Comment Re:Does nobody remember MS's "portability" promise (Score 2) 348
I'm not sure "seduced and abandoned" really captures the flavour of those heady days. From what I can recall, most of the companies involved were fighting fires on three fronts: their old-line proprietary businesses were getting chopped to bits by PC's and the war of attrition that was Unix at the time - the company I worked for had internal in-fighting as the unix and PC business started to threaten the old mid-range server business and competition BETWEEN companies was even more cut-throat. Sun was playing everyone for suckers as the Unix wars played out. Microsoft offered a plausible, one size fits all solution that looked like a complete end-run around Sun. Digital, in particular, the company with most to lose (vax, ultrix, a dead line of PCs that started with the wacky rainbow and ended up with them buying white boxes or 3rd party contracting out that part of big govt contracts) signed up big time. In fact the relief was palpable in their office nearby when the sales guys suddenly had a story to tell other than obvious loser products like OSF.
That NT never took off on anything other than Intel wasn't really Microsofts fault - in fact to think they orchestrated some Machiavellian plot to sucker a bunch of lucrative partners into mercy killing their businesses doesn't match what happened.
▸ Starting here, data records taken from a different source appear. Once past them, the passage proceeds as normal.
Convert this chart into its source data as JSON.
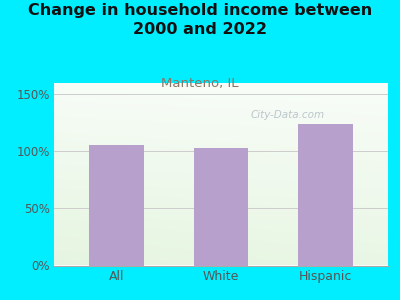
{
  "title": "Change in household income between\n2000 and 2022",
  "subtitle": "Manteno, IL",
  "categories": [
    "All",
    "White",
    "Hispanic"
  ],
  "values": [
    105,
    103,
    124
  ],
  "bar_color": "#b8a0cc",
  "title_fontsize": 11.5,
  "subtitle_fontsize": 9.5,
  "subtitle_color": "#887766",
  "background_color": "#00eeff",
  "plot_bg_color_topleft": "#e8f5e0",
  "plot_bg_color_topright": "#f5faf0",
  "plot_bg_color_bottom": "#ffffff",
  "yticks": [
    0,
    50,
    100,
    150
  ],
  "ytick_labels": [
    "0%",
    "50%",
    "100%",
    "150%"
  ],
  "ylim": [
    0,
    160
  ],
  "watermark": "City-Data.com",
  "watermark_color": "#b0bec5",
  "tick_color": "#555555",
  "grid_color": "#cccccc"
}
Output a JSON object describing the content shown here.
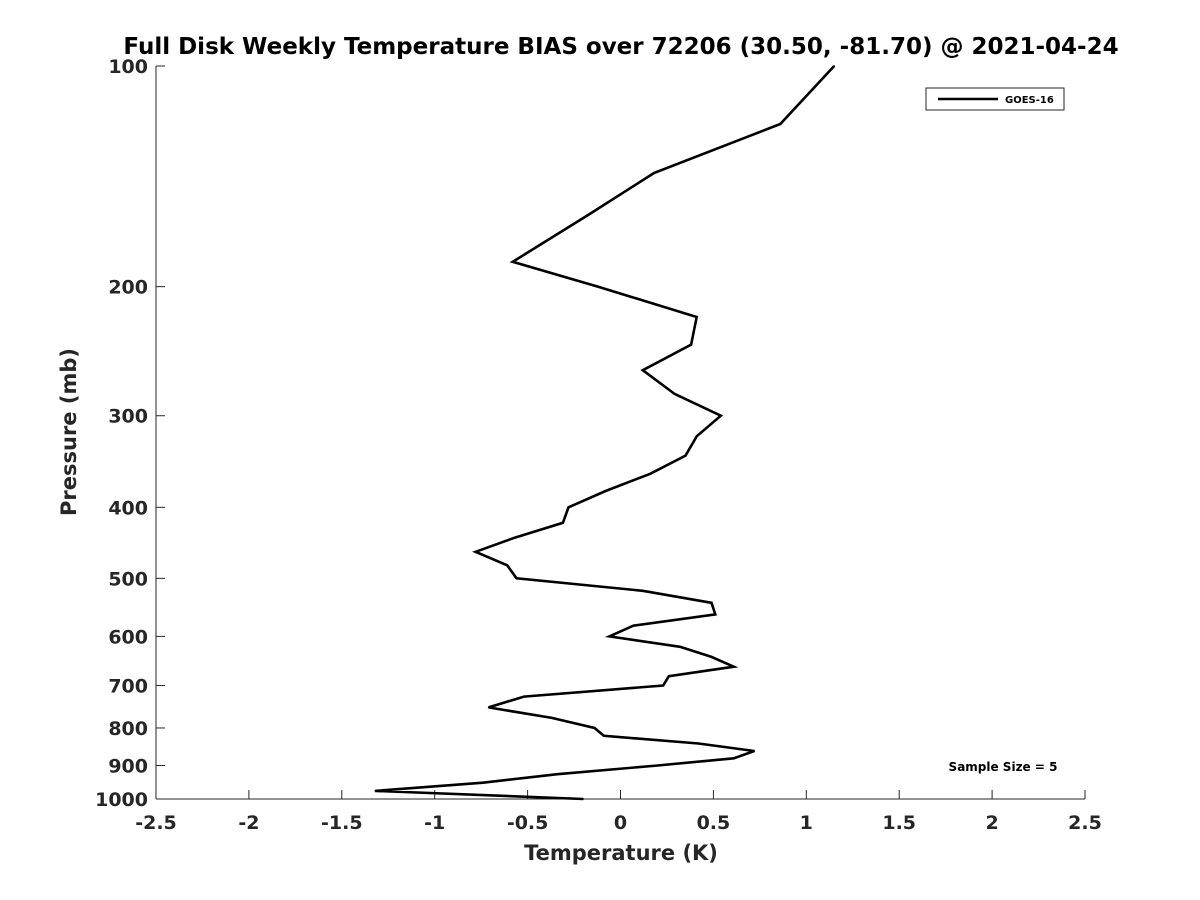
{
  "chart_data": {
    "type": "line",
    "title": "Full Disk Weekly Temperature BIAS over 72206 (30.50, -81.70) @ 2021-04-24",
    "xlabel": "Temperature (K)",
    "ylabel": "Pressure (mb)",
    "xlim": [
      -2.5,
      2.5
    ],
    "ylim": [
      100,
      1000
    ],
    "y_scale": "log",
    "y_reversed": true,
    "x_ticks": [
      -2.5,
      -2,
      -1.5,
      -1,
      -0.5,
      0,
      0.5,
      1,
      1.5,
      2,
      2.5
    ],
    "x_tick_labels": [
      "-2.5",
      "-2",
      "-1.5",
      "-1",
      "-0.5",
      "0",
      "0.5",
      "1",
      "1.5",
      "2",
      "2.5"
    ],
    "y_ticks": [
      100,
      200,
      300,
      400,
      500,
      600,
      700,
      800,
      900,
      1000
    ],
    "y_tick_labels": [
      "100",
      "200",
      "300",
      "400",
      "500",
      "600",
      "700",
      "800",
      "900",
      "1000"
    ],
    "grid": false,
    "legend_position": "top-right",
    "annotation": "Sample Size = 5",
    "series": [
      {
        "name": "GOES-16",
        "color": "#000000",
        "points": [
          {
            "x": 1.15,
            "y": 100
          },
          {
            "x": 0.86,
            "y": 120
          },
          {
            "x": 0.18,
            "y": 140
          },
          {
            "x": -0.18,
            "y": 160
          },
          {
            "x": -0.58,
            "y": 185
          },
          {
            "x": -0.12,
            "y": 200
          },
          {
            "x": 0.41,
            "y": 220
          },
          {
            "x": 0.38,
            "y": 240
          },
          {
            "x": 0.12,
            "y": 260
          },
          {
            "x": 0.29,
            "y": 280
          },
          {
            "x": 0.54,
            "y": 300
          },
          {
            "x": 0.41,
            "y": 320
          },
          {
            "x": 0.35,
            "y": 340
          },
          {
            "x": 0.16,
            "y": 360
          },
          {
            "x": -0.08,
            "y": 380
          },
          {
            "x": -0.28,
            "y": 400
          },
          {
            "x": -0.31,
            "y": 420
          },
          {
            "x": -0.57,
            "y": 440
          },
          {
            "x": -0.78,
            "y": 460
          },
          {
            "x": -0.61,
            "y": 480
          },
          {
            "x": -0.56,
            "y": 500
          },
          {
            "x": 0.12,
            "y": 520
          },
          {
            "x": 0.49,
            "y": 540
          },
          {
            "x": 0.51,
            "y": 560
          },
          {
            "x": 0.07,
            "y": 580
          },
          {
            "x": -0.06,
            "y": 600
          },
          {
            "x": 0.32,
            "y": 620
          },
          {
            "x": 0.49,
            "y": 640
          },
          {
            "x": 0.61,
            "y": 660
          },
          {
            "x": 0.26,
            "y": 680
          },
          {
            "x": 0.23,
            "y": 700
          },
          {
            "x": -0.52,
            "y": 725
          },
          {
            "x": -0.71,
            "y": 750
          },
          {
            "x": -0.37,
            "y": 775
          },
          {
            "x": -0.14,
            "y": 800
          },
          {
            "x": -0.09,
            "y": 820
          },
          {
            "x": 0.42,
            "y": 840
          },
          {
            "x": 0.72,
            "y": 860
          },
          {
            "x": 0.61,
            "y": 880
          },
          {
            "x": 0.2,
            "y": 900
          },
          {
            "x": -0.34,
            "y": 925
          },
          {
            "x": -0.74,
            "y": 950
          },
          {
            "x": -1.32,
            "y": 975
          },
          {
            "x": -0.2,
            "y": 1000
          }
        ]
      }
    ]
  }
}
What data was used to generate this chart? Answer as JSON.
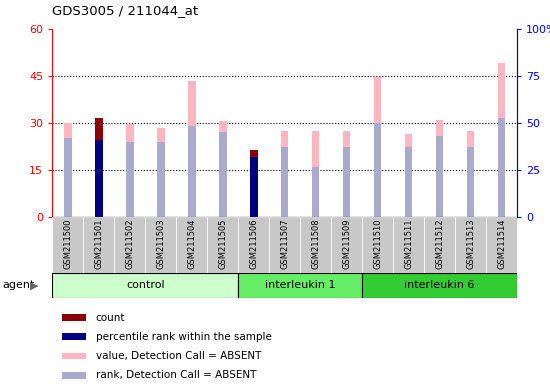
{
  "title": "GDS3005 / 211044_at",
  "samples": [
    "GSM211500",
    "GSM211501",
    "GSM211502",
    "GSM211503",
    "GSM211504",
    "GSM211505",
    "GSM211506",
    "GSM211507",
    "GSM211508",
    "GSM211509",
    "GSM211510",
    "GSM211511",
    "GSM211512",
    "GSM211513",
    "GSM211514"
  ],
  "pink_values": [
    30.0,
    31.5,
    29.5,
    28.5,
    43.5,
    30.5,
    21.5,
    27.5,
    27.5,
    27.5,
    44.5,
    26.5,
    31.0,
    27.5,
    49.0
  ],
  "blue_rank_values_pct": [
    42.0,
    43.0,
    40.0,
    40.0,
    48.5,
    45.0,
    33.0,
    37.0,
    26.5,
    37.0,
    50.0,
    37.0,
    43.0,
    37.0,
    52.5
  ],
  "dark_red_count": [
    0,
    31.5,
    0,
    0,
    0,
    0,
    21.5,
    0,
    0,
    0,
    0,
    0,
    0,
    0,
    0
  ],
  "dark_blue_rank_pct": [
    0,
    41.0,
    0,
    0,
    0,
    0,
    32.0,
    0,
    0,
    0,
    0,
    0,
    0,
    0,
    0
  ],
  "left_ylim": [
    0,
    60
  ],
  "right_ylim": [
    0,
    100
  ],
  "left_yticks": [
    0,
    15,
    30,
    45,
    60
  ],
  "right_yticks": [
    0,
    25,
    50,
    75,
    100
  ],
  "left_yticklabels": [
    "0",
    "15",
    "30",
    "45",
    "60"
  ],
  "right_yticklabels": [
    "0",
    "25",
    "50",
    "75",
    "100%"
  ],
  "colors": {
    "dark_red": "#8B0000",
    "dark_blue": "#000080",
    "pink": "#FFB6C1",
    "light_blue": "#AAAACC",
    "bg_xticklabels": "#C8C8C8"
  },
  "bar_width": 0.25,
  "groups": [
    {
      "name": "control",
      "start": 0,
      "end": 6,
      "color": "#CCFFCC"
    },
    {
      "name": "interleukin 1",
      "start": 6,
      "end": 10,
      "color": "#66EE66"
    },
    {
      "name": "interleukin 6",
      "start": 10,
      "end": 15,
      "color": "#33CC33"
    }
  ],
  "agent_label": "agent"
}
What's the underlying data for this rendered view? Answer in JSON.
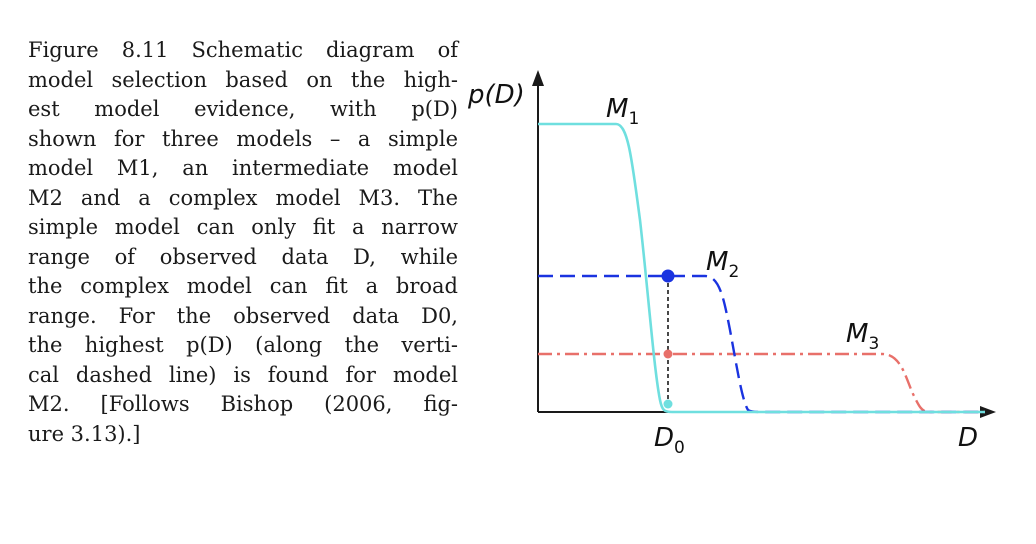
{
  "caption": {
    "lines": [
      "Figure 8.11 Schematic diagram of",
      "model selection based on the high-",
      "est model evidence, with p(D)",
      "shown for three models – a simple",
      "model M1, an intermediate model",
      "M2 and a complex model M3. The",
      "simple model can only fit a narrow",
      "range of observed data D, while",
      "the complex model can fit a broad",
      "range. For the observed data D0,",
      "the highest p(D) (along the verti-",
      "cal dashed line) is found for model",
      "M2. [Follows Bishop (2006, fig-",
      "ure 3.13).]"
    ]
  },
  "diagram": {
    "y_axis_label": "p(D)",
    "x_axis_label": "D",
    "x_marker_label": "D",
    "x_marker_subscript": "0",
    "models": [
      {
        "name": "M",
        "subscript": "1",
        "color": "#6fdfdf",
        "style": "solid"
      },
      {
        "name": "M",
        "subscript": "2",
        "color": "#1a33e0",
        "style": "dashed"
      },
      {
        "name": "M",
        "subscript": "3",
        "color": "#e8706a",
        "style": "dash-dot"
      }
    ],
    "point_colors": {
      "m1": "#6fdfdf",
      "m2": "#1a33e0",
      "m3": "#e8706a"
    },
    "axis_color": "#1a1a1a"
  }
}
What happened is that the customers woke up to proprietary hardware.
In a lot of ways, Sun looked like "the good guy" for 15 years but they really were kind of evil by currying discontent amongst the other Unix vendors (and even their own partners like Novell). Microsoft were the main beneficiary of Sun deciding to try to monopolise the Unix market which inadvertently made Windows a player beyond the desktop.